Саша (Юшкевич)
Саша |
Источник: Юшкевич С. С. Собрание сочинений. Том IV. Очерки детства. — СПб.: «Знание», 1907. — С. 159. |
Сумерки быстро надвигались. Третья площадка нашей горы, вся освещённая, с позолоченной скалой, продержалась миг — побагровела, осветилась тёмно-красным огнём — посинела и потухла. Спускалась ночь. Голубятня потеряла очертания и казалась ящиком, домом, горой. По двору торопливо двигались люди. Слышался говор, кашель: то рабочие возвращались с фабрик, мастерских, с дока. Андрей вывел из конюшни кабриолет и, осторожно опустив оглобли на землю, пошёл за лошадью.
— Но, но, осади, — бормотал он громко, возясь у стойла.
Послышались глухие удары и звон уздечек. Тяжело ступая и выбивая искры подковами, шла «Жёлтая» и фыркала Андрею в спину.
— Но, но. — бормотал он, отстраняя её рукой и, повернувшись у кабриолета к лошади лицом, стал напирать на неё. «Жёлтая», нехотя и всё тяжело ступая задом, пошла в оглобли. Андрей стал запрягать. Спускалась ночь.

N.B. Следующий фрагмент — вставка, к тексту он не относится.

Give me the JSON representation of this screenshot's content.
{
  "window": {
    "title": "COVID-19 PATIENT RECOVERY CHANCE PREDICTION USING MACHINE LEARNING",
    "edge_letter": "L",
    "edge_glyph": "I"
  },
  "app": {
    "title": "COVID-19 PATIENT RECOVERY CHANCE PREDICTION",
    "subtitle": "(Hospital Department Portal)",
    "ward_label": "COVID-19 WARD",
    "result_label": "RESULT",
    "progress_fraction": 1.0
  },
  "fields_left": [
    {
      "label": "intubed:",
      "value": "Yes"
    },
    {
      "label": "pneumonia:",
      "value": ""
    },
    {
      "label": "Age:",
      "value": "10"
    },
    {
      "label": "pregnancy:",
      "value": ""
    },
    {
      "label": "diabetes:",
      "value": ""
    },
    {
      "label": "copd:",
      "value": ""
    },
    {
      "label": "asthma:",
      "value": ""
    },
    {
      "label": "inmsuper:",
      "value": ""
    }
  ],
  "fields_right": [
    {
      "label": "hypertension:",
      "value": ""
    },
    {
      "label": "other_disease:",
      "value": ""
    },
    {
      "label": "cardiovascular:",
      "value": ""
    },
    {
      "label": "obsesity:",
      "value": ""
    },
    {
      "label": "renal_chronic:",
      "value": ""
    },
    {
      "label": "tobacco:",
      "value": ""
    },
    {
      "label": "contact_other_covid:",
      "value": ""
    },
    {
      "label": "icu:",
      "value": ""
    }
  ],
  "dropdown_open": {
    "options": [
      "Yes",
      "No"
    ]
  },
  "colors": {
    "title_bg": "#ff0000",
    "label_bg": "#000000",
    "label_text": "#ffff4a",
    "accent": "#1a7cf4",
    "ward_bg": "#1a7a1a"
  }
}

Я стоял в тёмном коридоре и, высунувшись из окна, с нетерпением следил за действиями Андрея. Мать, уже готовая к выходу, в пышном платье, которое чудесно шло к ней, весело торопила бабушку. Маша, стоя на коленях и лазая вокруг неё, оправляла складки, когда они ей казались не на месте, и беспрестанно что-то делала булавками, которые вынимала изо рта, где их было много.

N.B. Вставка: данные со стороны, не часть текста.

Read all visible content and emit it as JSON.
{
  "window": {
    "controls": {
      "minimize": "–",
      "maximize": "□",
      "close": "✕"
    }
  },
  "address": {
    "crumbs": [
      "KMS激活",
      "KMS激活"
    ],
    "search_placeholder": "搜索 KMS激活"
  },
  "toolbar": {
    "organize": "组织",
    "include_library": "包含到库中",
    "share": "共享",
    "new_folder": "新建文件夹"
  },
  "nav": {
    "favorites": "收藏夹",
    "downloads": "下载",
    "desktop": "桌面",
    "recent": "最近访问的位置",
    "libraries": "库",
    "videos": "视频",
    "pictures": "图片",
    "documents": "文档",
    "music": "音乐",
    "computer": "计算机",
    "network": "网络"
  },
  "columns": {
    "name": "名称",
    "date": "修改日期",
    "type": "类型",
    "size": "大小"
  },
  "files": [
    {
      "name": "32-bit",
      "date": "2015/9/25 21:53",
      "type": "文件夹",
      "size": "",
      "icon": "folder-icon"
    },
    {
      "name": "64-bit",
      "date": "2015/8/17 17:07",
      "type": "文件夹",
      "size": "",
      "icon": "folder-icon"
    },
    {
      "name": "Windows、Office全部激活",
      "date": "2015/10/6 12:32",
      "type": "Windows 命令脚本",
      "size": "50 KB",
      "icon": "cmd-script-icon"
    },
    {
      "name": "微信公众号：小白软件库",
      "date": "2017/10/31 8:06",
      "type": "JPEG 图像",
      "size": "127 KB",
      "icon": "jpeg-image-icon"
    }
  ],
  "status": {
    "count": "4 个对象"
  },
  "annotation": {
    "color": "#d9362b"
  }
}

— Готово ли, Маша? — спрашивала мать и, когда Маша отвечала: «сейчас, барыня», раскрывала веер и со скучающим видом обмахивалась им.
Во дворе между тем наступила тишина. Рабочие скрылись. Ласково ворчал Андрей. Лошадь фыркала. Поднималась луна и приятный светло-синий свет пал на гору.

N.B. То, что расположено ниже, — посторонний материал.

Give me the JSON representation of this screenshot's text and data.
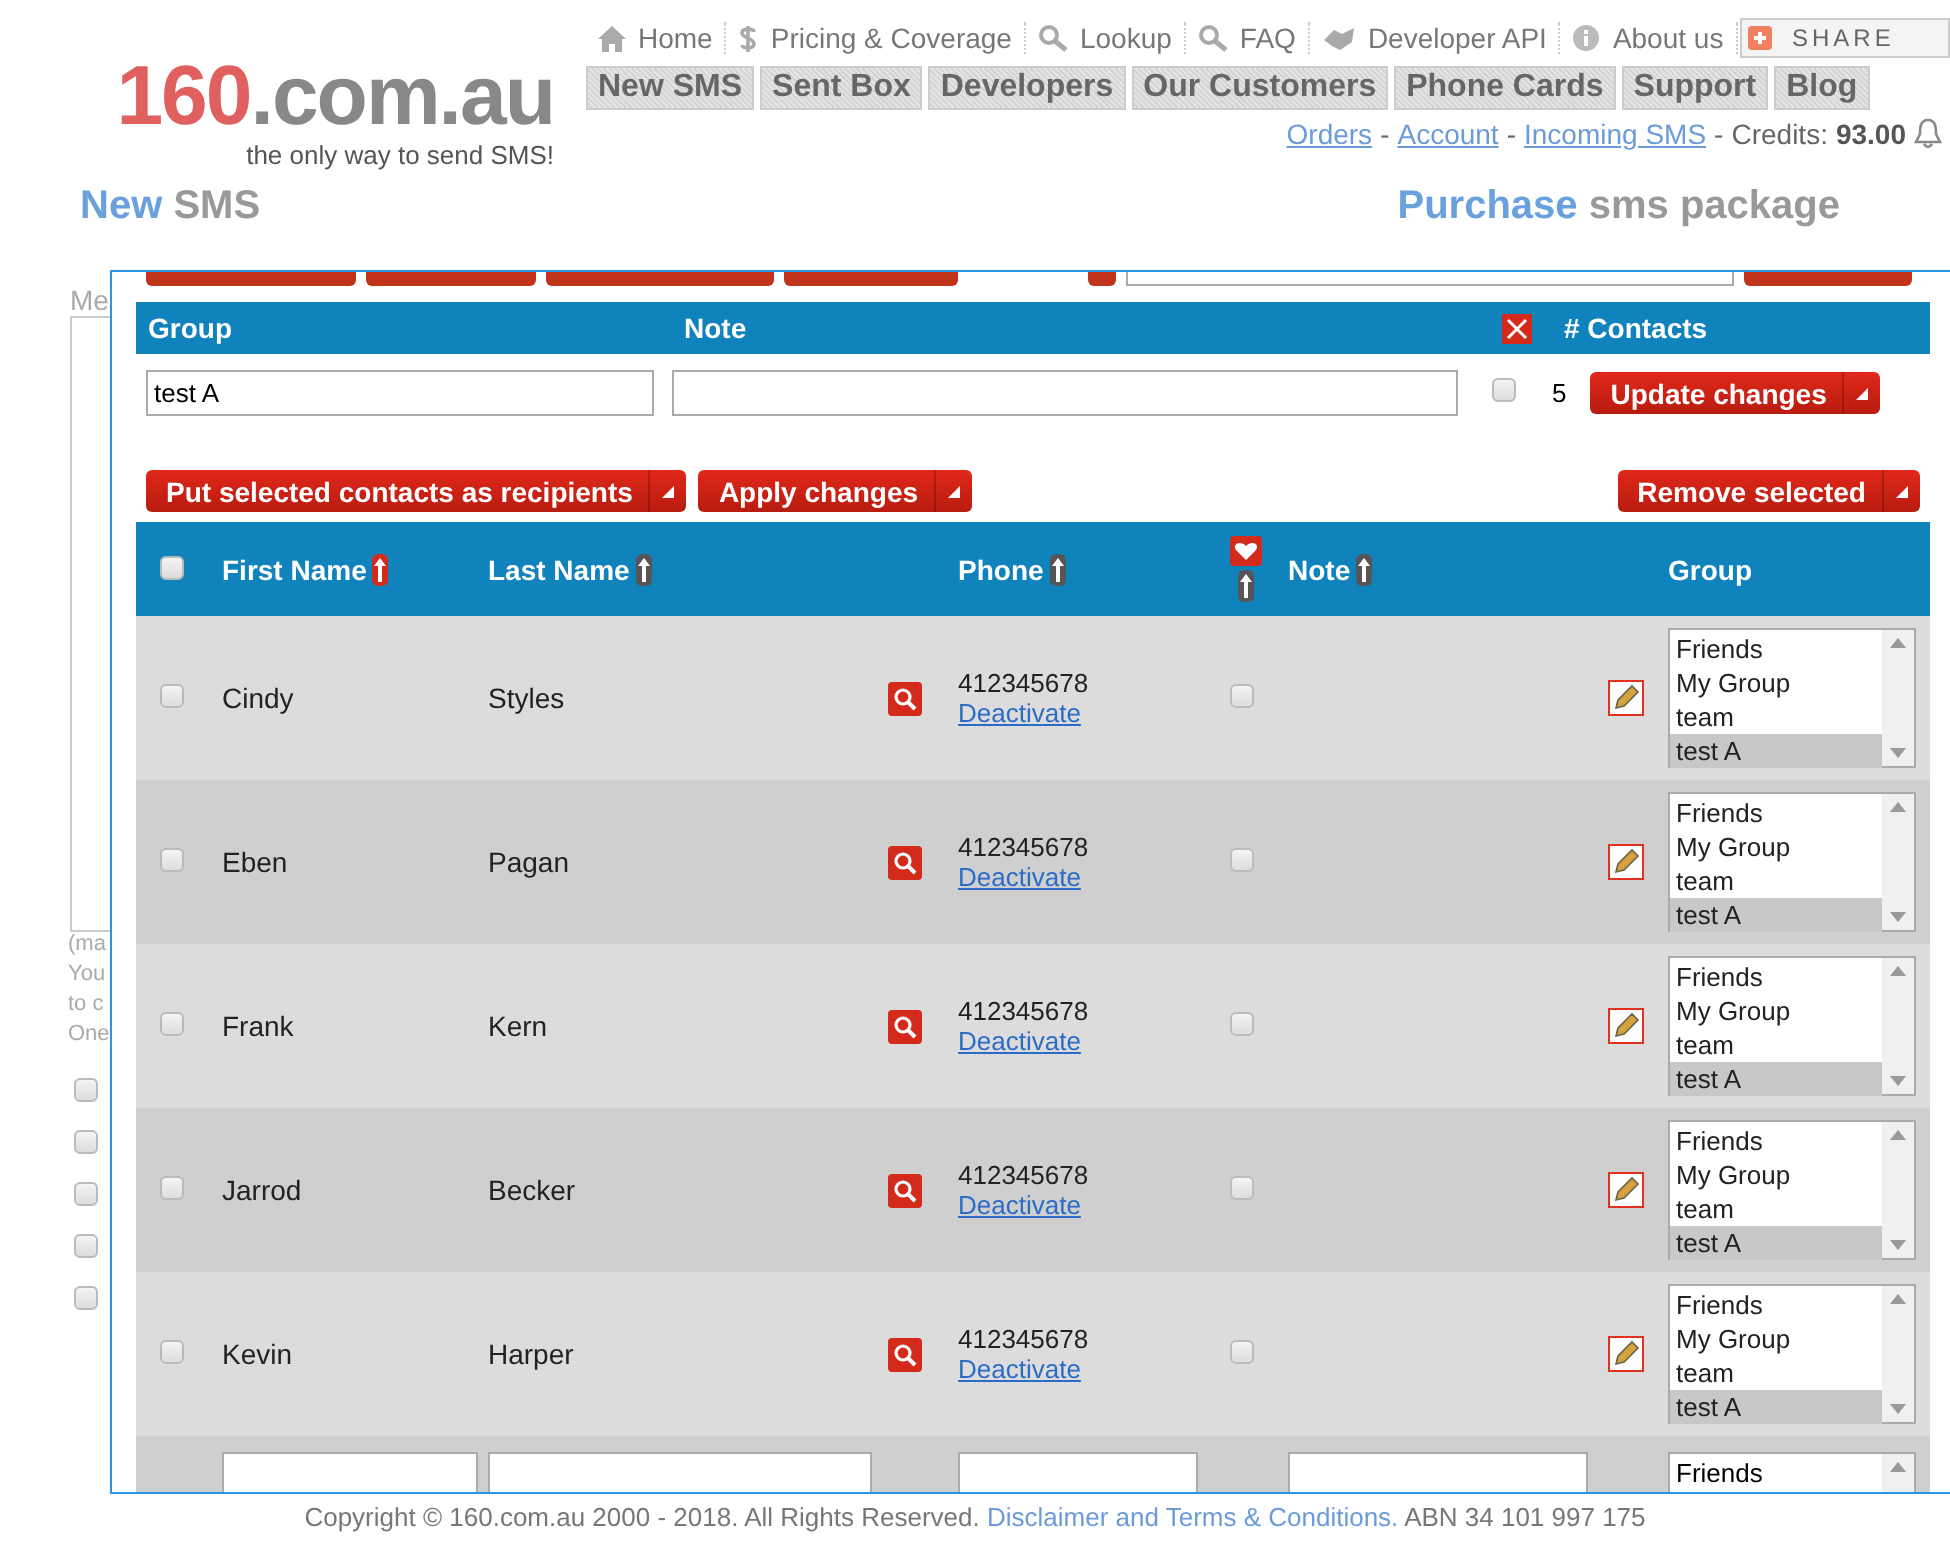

— Ещё не готово, — с нетерпением шептал я. — Милая мама, поторопись, пожалуйста, мама, — просил я, точно мой шёпот мог передать ей и моё нетерпение.
Но вот показалась толстая тень и стала у входных дверей. Заворчала Белка.
— Готово, Андрей? — раздался голос матери.
— Готово, барыня моя… — ответил Андрей, подняв голову.
— Хорошо, мы сейчас, Андрей.
Я вздохнул от облегчения. Тотчас же, шурша платьем, с бабушкой под руку, показалась мать. Маша провожала их, и будто обе шли в дремучем лесу и могли о сучья порвать свои платья, — она и с боков и сзади и забегая вперёд, охраняла их.
— Выходят… — шепнул я Коле в открытую дверь.
— Тише! — погрозил он мне.
— В десять часов дети должны быть в постели, — донёсся ко мне голос матери.
— Ага, — подумал я радостно, — они вернутся очень поздно.
— Слушаю, барыня, — ответила Маша.
Стало тихо. Я ждал, выскользнув в беседку. Раздался важный отчётливый топот «Жёлтой», и Андрей, восседая на заднем сидении, показался у последнего окна и осадил.
— Пожалуйте, барыня, — почтительно проговорила Маша.
Лошадь забила копытами. Белка с лаем бросилась к воротам.
— Уехали! — крикнул я во весь голос, влетая к Коле, — уехали!
Я вскочил на кровать и дважды стал на голову, упираясь ногами о стену.
— Свободны, свободны! — всё кричал я, стоя на голове, и мне было смешно, что вижу комнату опрокинутой. — Маша, скорее чаю! — нам некогда.
— Маша, они уехали! — заорал Коля и, тщетно попытавшись, подобно мне, стать на голову, спрыгнул с кровати и понёсся по комнате.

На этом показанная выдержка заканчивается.